8. The circuit apparatus of claim 2, wherein said comparing means comprises a differential amplifier having two inputs and an output and connected as a switch having hysteresis by virtue of an input resistance (R5) connected in series with its input to which is connected said voltage which is compared with said reference voltage and a feedback resistance (R6) connected between the output of said differential amplifier and said input thereof to which said input resistance is connected.

9. The circuit apparatus of claim 3, wherein said comparing means comprises a differential amplifier having two inputs and an output and connected as a switch having hysteresis by virtue of an input resistance (R5) connected in series with its input to which is connected said voltage which is compared with said reference voltage and a feedback resistance (R6) connected between the output of said differential amplifier and said input thereof to which said input resistance is connected.

10. The circuit apparatus of claim 1, wherein said means providing averaging includes a capacitor connected to at least one resistor.

11. The circuit apparatus of claim 1, wherein said internal combustion engine has a plurality of ignition coils each of which has a primary winding and wherein each of said primary windings is connected through a protective diode to said comparing means, said protective diodes connected respectively to said primary windings constituting an OR-gate.

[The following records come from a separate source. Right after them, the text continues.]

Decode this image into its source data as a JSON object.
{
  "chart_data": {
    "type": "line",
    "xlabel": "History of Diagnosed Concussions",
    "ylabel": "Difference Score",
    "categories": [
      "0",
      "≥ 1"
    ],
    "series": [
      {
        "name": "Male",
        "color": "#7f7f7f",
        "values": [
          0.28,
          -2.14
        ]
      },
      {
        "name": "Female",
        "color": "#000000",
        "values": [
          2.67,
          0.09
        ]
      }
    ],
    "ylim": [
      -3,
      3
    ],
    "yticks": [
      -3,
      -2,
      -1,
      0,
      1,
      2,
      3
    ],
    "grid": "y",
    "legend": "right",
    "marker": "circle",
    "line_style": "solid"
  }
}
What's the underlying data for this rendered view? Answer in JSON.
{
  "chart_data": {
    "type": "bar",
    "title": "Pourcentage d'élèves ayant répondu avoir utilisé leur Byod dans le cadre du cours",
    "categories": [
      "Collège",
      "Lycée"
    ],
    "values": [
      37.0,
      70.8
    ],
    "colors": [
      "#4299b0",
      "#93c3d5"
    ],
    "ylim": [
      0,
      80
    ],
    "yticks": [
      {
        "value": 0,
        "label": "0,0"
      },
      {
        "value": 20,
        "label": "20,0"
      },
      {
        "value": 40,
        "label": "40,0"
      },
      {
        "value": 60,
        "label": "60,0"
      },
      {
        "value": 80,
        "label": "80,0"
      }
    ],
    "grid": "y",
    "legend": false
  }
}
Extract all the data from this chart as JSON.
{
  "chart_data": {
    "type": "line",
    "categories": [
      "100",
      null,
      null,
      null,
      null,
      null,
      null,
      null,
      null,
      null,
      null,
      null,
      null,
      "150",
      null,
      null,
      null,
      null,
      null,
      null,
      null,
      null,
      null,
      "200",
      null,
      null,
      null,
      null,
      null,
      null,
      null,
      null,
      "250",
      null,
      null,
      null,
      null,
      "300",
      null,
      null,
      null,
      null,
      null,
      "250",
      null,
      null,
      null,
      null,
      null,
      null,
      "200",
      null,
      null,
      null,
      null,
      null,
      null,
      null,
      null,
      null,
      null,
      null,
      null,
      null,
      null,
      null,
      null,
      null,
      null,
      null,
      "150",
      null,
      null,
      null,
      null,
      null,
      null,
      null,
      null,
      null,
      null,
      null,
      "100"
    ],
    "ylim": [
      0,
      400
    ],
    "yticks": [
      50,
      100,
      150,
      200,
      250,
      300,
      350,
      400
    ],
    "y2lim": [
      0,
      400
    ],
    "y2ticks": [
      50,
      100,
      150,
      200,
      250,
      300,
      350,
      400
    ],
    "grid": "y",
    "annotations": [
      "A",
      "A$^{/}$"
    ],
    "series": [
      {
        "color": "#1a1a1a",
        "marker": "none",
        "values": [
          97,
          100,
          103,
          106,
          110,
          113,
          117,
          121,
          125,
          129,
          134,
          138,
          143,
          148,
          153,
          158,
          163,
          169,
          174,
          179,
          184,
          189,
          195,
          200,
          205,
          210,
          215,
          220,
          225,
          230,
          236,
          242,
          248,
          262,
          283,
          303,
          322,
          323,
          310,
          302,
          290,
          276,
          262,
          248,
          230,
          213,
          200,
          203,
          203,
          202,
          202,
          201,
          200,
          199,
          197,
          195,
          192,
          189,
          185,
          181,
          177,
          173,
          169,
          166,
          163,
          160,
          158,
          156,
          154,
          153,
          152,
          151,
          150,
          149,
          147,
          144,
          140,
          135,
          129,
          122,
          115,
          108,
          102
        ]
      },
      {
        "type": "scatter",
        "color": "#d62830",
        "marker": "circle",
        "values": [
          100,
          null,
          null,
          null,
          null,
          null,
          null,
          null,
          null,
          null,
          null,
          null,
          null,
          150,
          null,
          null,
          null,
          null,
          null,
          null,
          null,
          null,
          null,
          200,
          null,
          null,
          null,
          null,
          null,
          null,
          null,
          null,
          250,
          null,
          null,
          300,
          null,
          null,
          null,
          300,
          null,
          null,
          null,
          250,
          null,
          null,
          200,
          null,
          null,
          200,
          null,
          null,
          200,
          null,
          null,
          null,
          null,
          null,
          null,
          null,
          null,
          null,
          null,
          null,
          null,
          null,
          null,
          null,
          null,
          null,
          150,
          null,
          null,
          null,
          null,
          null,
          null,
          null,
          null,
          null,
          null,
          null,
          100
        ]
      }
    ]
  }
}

12. The circuit apparatus of claim 2, wherein said internal combustion engine has a plurality of ignition coils each of which has a primary winding and wherein each of said primary windings is connected through a protective diode to said comparing means, said protective diodes connected respectively to said primary windings constituting an OR-gate.

13. The circuit apparatus of claim 3, wherein said internal combustion engine has a plurality of ignition coils each of which has a primary winding and wherein each of said primary windings is connected through a protective diode to said comparing means, said protective diodes connected respectively to said primary windings constituting an OR-gate.

14. The circuit apparatus of claim 4, wherein said internal combustion engine has a plurality of ignition coils each of which has a primary winding and wherein each of said primary windings is connected through a protective diode to said comparing means, said protective diodes connected respectively to said primary windings constituting an OR-gate.

15. The circuit apparatus of claim 5, wherein said internal combustion engine has a plurality of ignition coils each of which has a primary winding and wherein each of said primary windings is connected through a protective diode to said comparing means, said protective diodes connected respectively to said primary windings constituting an OR-gate.

16. The circuit apparatus of claim 6, wherein said internal combustion engine has a plurality of ignition coils each of which has a primary winding and wherein each of said primary windings is connected through a protective diode to said comparing means, said protective diodes connected respectively to said primary windings constituting an OR-gate.

17. The circuit apparatus of claim 7, wherein said internal combustion engine has a plurality of ignition coils each of which has a primary winding and wherein each of said primary windings is connected through a protective diode to said comparing means, said protective diodes connected respectively to said primary windings constituting an OR-gate.

18. The circuit apparatus of claim 8, wherein said internal combustion engine has a plurality of ignition coils each of which has a primary winding and wherein each of said primary windings is connected through a protective diode to said comparing means, said protective diodes connected respectively to said primary windings constituting an OR-gate.

19. The circuit apparatus of claim 9, wherein said internal combustion engine has a plurality of ignition coils each of which has a primary winding and wherein each of said primary windings is connected through a protective diode to said comparing means, said protective diodes connected respectively to said primary windings constituting an OR-gate.